JB - Heureusement, je parle convenablement le français, et je n’ai donc pas senti de barrière linguistique. Bien sûr, le fait que l’anglais soit la langue scientifique internationale donne un certain avantage à ceux pour qui l’anglais est la langue maternelle. La plupart des mathématiciens français que j’ai rencontré parlent assez bien l’anglais et de nombreux séminaires sont en anglais (surtout si des étrangers sont présents),mais il est certain que les étrangers qui parlent français profitent plus d’un séjour scientifique à Paris que ceux qui ne le parlent pas. De plus, la très bonne réputation des mathématiques françaises au niveau international montre bien que la question de la langue n’est pas vraiment un problème pour les Français.
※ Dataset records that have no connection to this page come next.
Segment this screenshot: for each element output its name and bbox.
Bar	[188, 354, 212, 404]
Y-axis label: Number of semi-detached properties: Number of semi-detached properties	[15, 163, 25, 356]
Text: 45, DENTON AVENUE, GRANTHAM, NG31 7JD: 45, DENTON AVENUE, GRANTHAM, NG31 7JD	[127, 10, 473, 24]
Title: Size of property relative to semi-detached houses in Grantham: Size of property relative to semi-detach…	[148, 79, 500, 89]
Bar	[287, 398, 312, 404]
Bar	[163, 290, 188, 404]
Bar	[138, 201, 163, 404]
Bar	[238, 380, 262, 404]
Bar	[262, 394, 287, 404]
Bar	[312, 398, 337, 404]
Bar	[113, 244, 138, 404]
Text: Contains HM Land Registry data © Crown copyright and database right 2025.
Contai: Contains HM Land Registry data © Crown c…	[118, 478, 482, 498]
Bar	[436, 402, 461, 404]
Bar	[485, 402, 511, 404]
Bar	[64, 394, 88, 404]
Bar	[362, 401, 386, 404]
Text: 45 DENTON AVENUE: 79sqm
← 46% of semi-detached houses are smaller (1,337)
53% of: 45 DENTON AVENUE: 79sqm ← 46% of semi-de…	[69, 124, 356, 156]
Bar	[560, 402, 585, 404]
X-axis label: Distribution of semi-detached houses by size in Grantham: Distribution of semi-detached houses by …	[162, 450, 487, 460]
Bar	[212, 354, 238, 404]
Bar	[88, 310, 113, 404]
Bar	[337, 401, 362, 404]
En tant que mathématicien britannique très distingué, comment percevez-vous la position de l’UPMC dans le paysage de l’enseignement supérieur et de la recherche, tant au niveau européen qu’international ?

JB - Paris est, sans aucun doute, le principal centre international d’études des équations aux dérivées partielles, et le Laboratoire Jacques-Louis Lions, plaque tournante de cette activité, reste l’un des meilleurs départements de mathématiques appliquées dans le monde. C’est, bien sûr, le département de l’UPMC que je connais le mieux, mais l’université est clairement un acteur très important sur la scène mondiale.

Que représente pour vous ce doctorat honoris causa ? Envisagez-vous à l’avenir de continuer votre collaboration scientifique avec l’UPMC ?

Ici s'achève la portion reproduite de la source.